Era, allora, la stessa costruzione bianca, tutta colonnati e finestre, di quel gusto francese che prevalse nel secolo di Caterina. Ma non dimenticare che quella vecchia casa era in condizioni assai peggiori di oggi, poiché è stata riparata solo grazie a te, all’epoca delle nostre nozze. Non ti sarà difficile immaginarla allora: cerca di ricordare lo stato in cui si trovava quando c venisti la prima volta. Non era certo stata costruita in previsione di una vita monotona; immagino che l’avessero fatta per darvi delle veste (al tempo in cui si davano feste) grazie al capriccio di un avo in vena di fastosità. Tutte le case del diciottesimo secolo sono così: sembrano costruite al solo scopo di ricevere gli ospiti, e in esse noi riusciamo a essere soltanto dei visitatori a disagio. Avevamo un bel darci da fare: la casa era sempre troppo grande per noi, e sempre fredda. Mi pareva anche non troppo solida: ché il biancore delle costruzioni del genere, così desolate sotto la neve, fa pensare alla fragilità. Si vede subito che sono state ideate per paesi più tiepidi e da gente capace di prendere più facilmente la vita. Ma ora so che quella costruzione in apparenza leggera, ideata – si direbbe – per lo spazio di un’estate, durerà infinitamente più di noi e forse della nostra famiglia. Può darsi che un giorno vada in mano ad estranei; ciò che sarebbe indifferente, perché le case vivono di una vita particolare, alla quale la nostra importa poco, e che noi non comprendiamo.
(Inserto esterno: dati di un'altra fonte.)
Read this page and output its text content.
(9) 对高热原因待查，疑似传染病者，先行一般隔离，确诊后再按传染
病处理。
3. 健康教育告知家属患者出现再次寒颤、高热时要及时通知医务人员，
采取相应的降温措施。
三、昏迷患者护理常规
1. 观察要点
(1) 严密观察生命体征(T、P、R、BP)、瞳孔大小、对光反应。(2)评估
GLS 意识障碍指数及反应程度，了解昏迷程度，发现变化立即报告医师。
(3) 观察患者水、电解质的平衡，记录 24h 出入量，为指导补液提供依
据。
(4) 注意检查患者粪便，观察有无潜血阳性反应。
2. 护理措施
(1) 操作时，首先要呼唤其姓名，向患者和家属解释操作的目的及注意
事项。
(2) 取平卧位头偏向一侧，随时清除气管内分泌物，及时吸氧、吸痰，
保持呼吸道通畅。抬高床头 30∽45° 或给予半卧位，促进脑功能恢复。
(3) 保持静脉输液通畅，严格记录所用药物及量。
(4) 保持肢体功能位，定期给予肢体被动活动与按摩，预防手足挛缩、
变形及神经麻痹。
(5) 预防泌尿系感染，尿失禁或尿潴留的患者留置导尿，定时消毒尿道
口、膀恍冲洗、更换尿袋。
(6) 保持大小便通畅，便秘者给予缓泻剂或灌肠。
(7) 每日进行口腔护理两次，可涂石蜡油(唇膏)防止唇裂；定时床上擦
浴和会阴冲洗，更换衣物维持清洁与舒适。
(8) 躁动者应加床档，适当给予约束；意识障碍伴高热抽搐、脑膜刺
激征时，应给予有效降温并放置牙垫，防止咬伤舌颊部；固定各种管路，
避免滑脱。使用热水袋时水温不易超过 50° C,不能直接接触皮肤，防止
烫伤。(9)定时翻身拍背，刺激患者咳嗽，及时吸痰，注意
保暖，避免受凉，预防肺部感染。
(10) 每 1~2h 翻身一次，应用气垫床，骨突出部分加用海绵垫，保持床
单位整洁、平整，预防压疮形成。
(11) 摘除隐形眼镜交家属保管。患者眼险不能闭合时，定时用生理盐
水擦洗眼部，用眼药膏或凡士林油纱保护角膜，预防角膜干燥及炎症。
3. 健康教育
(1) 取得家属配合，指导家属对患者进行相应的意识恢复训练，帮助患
(Marguerite Yourcenar (1971 [1929]) Alexis: Ou, Le Traité Du Vain Combat, Paris, Gallimard, 27. Trad. it. di Maria Luisa Spaziani (1962), Alexis, o il trattato della lotta vana, Milano, Feltrinelli, 21.
La casa di Martine era una villetta a tre piani in Washington Square: col tetto di ardesia, la facciata coperta di edera, e il prezzo eccessivo di un oggetto di antiquariato. Vi si accedeva per una porticina a vetri, laccata di bianco e protetta da tendine di organza, poi per un corridoio saturo di Jolie Madame che Martine spruzzava ogni giorno come il DDT. Accanto alla soglia c’era un impianto di allarme che suonava tutte le volte che la porta si apriva: sicché la cameriera doveva subito sollevare il microfono ed avvertire la polizia pronta ad accorrere di non scomodarsi, era entrata la padrona di casa o un amico. Martine, sempre afflitta dal terrore di essere derubata o uccisa, aveva fatto installare quello strumento in complicità con un tale dell’FBI, ed esso era l’unico neo nell’esasperata sofistication di un luogo dove non esisteva nulla di sbagliato: né un posacenere, né una moquette, né il velluto color foglia morta che fasciava la ringhiera della scala interna.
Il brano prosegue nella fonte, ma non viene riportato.